Since I drew the picture, which hangs on my wall, I’ve not had one nightmare about her anymore. I suffer with many nightmares from my past and take a specific medication to stop them. Sometimes I wish I didn’t have to take the med, because when I have good dreams they rock, full of color and beauty, full of power and hope. Anyway, for a kid it was devastating, particularly for a shy kid of 13, with thick eyeglasses and not very popular. It was one of many traumatizing events.
Some would think, big deal, or you’re lying. But for me it was terrible. I remember drawing a picture of Jesus and mailing it to my dad, hoping that they would take my situation seriously instead of blow me off.
They finally came around at the end of the school year, they got back together and we moved to Idaho to run away from the scandal(s). It didn’t help, running away, but it did bring me to Idaho, where I love it.
So there it is. Art can heal. The drawing brought the truth and reality and put it into a picture in a frame, where I can objectively look at it and hope the best for Mrs. H, and her daughters. And, I can move on after carrying that nightmare reality for too long.
Understand if you follow my blog, you’re going to hear of stories, especially related to works of art that express pain and memories that were terrible. Much of which I wouldn’t even dare to put into picture, but sometimes you end up doing so, even if you don’t want to.
I am about to embark on a new therapy for ptsd. I do hope the haunting past doesn’t raise it’s gruesome head again, but it might. I may have to put it in form as I have before.

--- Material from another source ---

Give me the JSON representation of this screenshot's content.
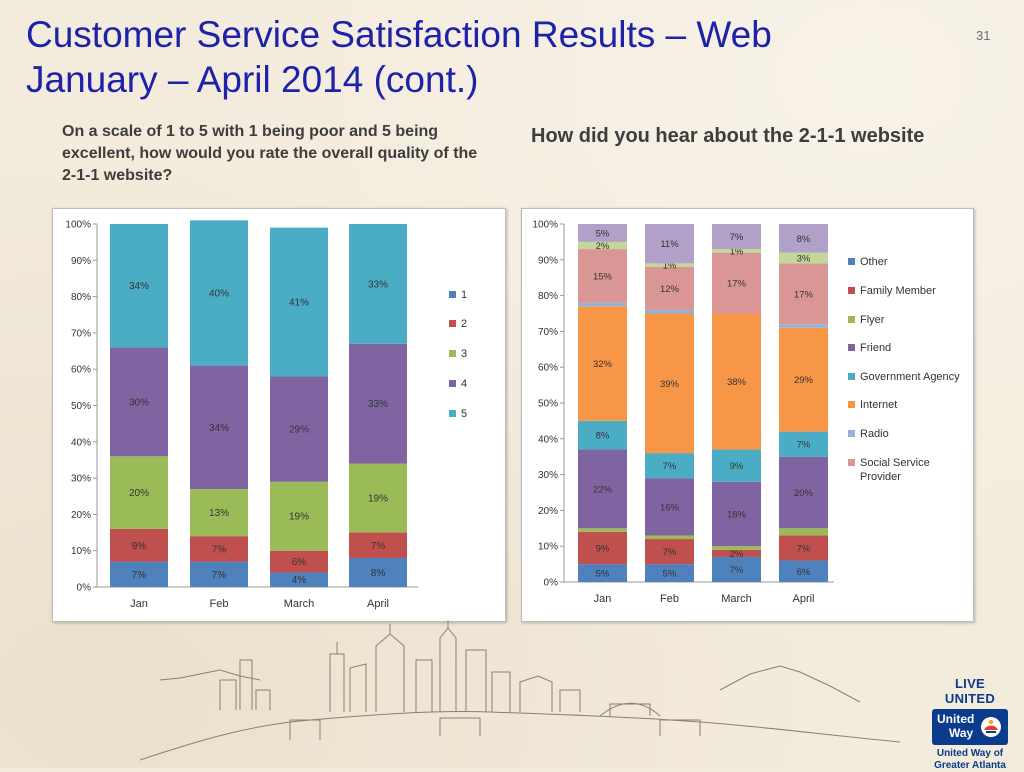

BUT, I want to create beauty instead. That is my goal. Find beauty, find joy, find happiness, and stay there, in the light. Sometimes I think I was destined to carry this burden of darkness, like Job, just suck it up and accept that you are on death row kid, even if you get a reprieve later.
We’ll see. I got an A on the work, fyi.
Now, to get through a holiday with as little suffering as possible…and move on to the next work. I can do this. I can stand in the light.